Vu les autres pièces du dossier.
Vu le code de justice administrative.
Considérant ce qui suit :
1. Aux termes de l’article R. 222-1 du code de justice administrative : « Les présidents de tribunal administratif (…) peuvent, par ordonnance : (...) / 4° Rejeter les requêtes manifestement irrecevables, lorsque la juridiction n'est pas tenue d'inviter leur auteur à les régulariser ou qu'elles n'ont pas été régularisées à l'expiration du délai imparti par une demande en ce sens (…) ». Aux termes de l’article R. 412-1 du même code : « La requête doit, à peine d’irrecevabilité, être accompagnée, sauf impossibilité justifiée, de la décision attaquée ou, dans le cas mentionné à l’article R. 421-2, de la pièce justifiant de la date de dépôt de la réclamation. ». Aux termes de l’article R. 612-1 de ce code : « Lorsque des conclusions sont entachées d’une irrecevabilité susceptible d’être couverte après l’expiration du délai de recours, la juridiction ne peut les rejeter en relevant d’office cette irrecevabilité qu’après avoir invité leur auteur à les régulariser. (…) ».
2. La requête déposée par M. B... le 23 janvier 2025 n’était pas accompagnée de la décision que l’intéressé entendait contester. En dépit de la demande de régularisation adressée par le tribunal au moyen de l’application « Télérecours citoyens » le 6 février 2025 et dont il a été accusé réception le 7 février 2025, M. B... n’a pas, à l’expiration du délai de quinze jours qui lui était imparti, produit la décision attaquée et n’a pas davantage justifié de l’impossibilité de la produire. Dès lors, sa requête, qui n’a pas été régularisée, est entachée d’une irrecevabilité manifeste et ne peut qu’être rejetée.
O R D O N N E :
Article 1er : La requête de M. B... est rejetée.

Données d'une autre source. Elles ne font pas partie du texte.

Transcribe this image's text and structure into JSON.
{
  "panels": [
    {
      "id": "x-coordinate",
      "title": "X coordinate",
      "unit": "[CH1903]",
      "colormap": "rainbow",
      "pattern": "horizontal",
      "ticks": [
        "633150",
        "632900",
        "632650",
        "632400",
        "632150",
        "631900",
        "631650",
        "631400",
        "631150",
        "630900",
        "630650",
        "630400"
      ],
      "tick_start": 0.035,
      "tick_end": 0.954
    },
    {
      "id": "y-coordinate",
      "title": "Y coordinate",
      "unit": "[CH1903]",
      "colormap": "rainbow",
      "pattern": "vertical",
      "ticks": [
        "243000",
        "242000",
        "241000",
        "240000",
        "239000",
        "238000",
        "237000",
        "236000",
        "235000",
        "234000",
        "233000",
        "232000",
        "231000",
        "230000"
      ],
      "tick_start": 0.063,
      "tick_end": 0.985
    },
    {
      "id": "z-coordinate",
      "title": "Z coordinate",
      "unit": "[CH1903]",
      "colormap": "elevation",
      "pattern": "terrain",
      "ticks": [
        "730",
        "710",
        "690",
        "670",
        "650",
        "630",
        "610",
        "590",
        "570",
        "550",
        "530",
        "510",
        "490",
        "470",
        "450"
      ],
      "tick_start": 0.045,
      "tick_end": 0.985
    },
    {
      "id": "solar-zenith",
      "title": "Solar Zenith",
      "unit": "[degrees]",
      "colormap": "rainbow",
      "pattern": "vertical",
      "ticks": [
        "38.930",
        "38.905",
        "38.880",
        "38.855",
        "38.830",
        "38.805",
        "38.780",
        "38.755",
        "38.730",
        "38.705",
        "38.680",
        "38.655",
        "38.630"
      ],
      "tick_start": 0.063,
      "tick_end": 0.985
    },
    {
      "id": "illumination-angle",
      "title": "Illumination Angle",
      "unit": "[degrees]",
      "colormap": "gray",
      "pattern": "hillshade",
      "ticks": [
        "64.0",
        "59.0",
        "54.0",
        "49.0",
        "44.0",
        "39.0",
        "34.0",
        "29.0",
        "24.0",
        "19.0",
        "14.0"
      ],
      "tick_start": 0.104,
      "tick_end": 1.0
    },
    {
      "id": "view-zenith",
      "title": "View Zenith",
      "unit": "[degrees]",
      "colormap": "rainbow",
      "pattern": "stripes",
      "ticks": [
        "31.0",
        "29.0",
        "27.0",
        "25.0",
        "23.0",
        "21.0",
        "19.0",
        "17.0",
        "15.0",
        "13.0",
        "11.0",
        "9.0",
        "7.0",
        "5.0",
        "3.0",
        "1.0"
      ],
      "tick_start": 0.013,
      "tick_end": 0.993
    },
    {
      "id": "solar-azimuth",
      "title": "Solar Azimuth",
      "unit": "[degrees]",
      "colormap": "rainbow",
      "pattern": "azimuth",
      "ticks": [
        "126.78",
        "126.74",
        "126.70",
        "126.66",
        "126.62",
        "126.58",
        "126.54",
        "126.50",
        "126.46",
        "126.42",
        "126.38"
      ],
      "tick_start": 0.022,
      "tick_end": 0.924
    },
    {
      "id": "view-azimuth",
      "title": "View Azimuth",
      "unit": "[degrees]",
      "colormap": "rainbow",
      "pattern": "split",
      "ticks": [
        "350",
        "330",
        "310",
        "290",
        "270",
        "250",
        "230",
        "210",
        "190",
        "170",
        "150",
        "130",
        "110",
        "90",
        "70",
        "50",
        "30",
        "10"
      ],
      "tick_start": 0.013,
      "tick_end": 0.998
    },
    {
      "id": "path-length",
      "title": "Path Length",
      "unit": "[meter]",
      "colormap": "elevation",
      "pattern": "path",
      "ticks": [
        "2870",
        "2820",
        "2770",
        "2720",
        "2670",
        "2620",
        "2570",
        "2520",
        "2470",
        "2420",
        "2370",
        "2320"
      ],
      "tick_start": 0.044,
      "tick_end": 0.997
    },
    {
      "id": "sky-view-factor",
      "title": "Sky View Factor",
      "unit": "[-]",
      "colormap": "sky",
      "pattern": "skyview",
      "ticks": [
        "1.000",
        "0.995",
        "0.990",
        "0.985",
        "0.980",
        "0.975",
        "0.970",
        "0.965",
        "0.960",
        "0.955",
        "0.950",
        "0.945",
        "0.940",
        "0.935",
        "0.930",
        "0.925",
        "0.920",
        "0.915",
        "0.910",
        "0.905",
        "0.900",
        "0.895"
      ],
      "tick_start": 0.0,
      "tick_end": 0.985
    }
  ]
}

Article 2 : La présente ordonnance sera notifiée à M. A... B....
Fait à Nantes, le 19 février 2026.
Le président du tribunal,
C. Hervouet
La République mande et ordonne au préfet de la Sarthe en ce qui le concerne ou à tous commissaires de justice à ce requis en ce qui concerne les voies de droit commun contre les parties privées, de pourvoir à l’exécution de la présente décision.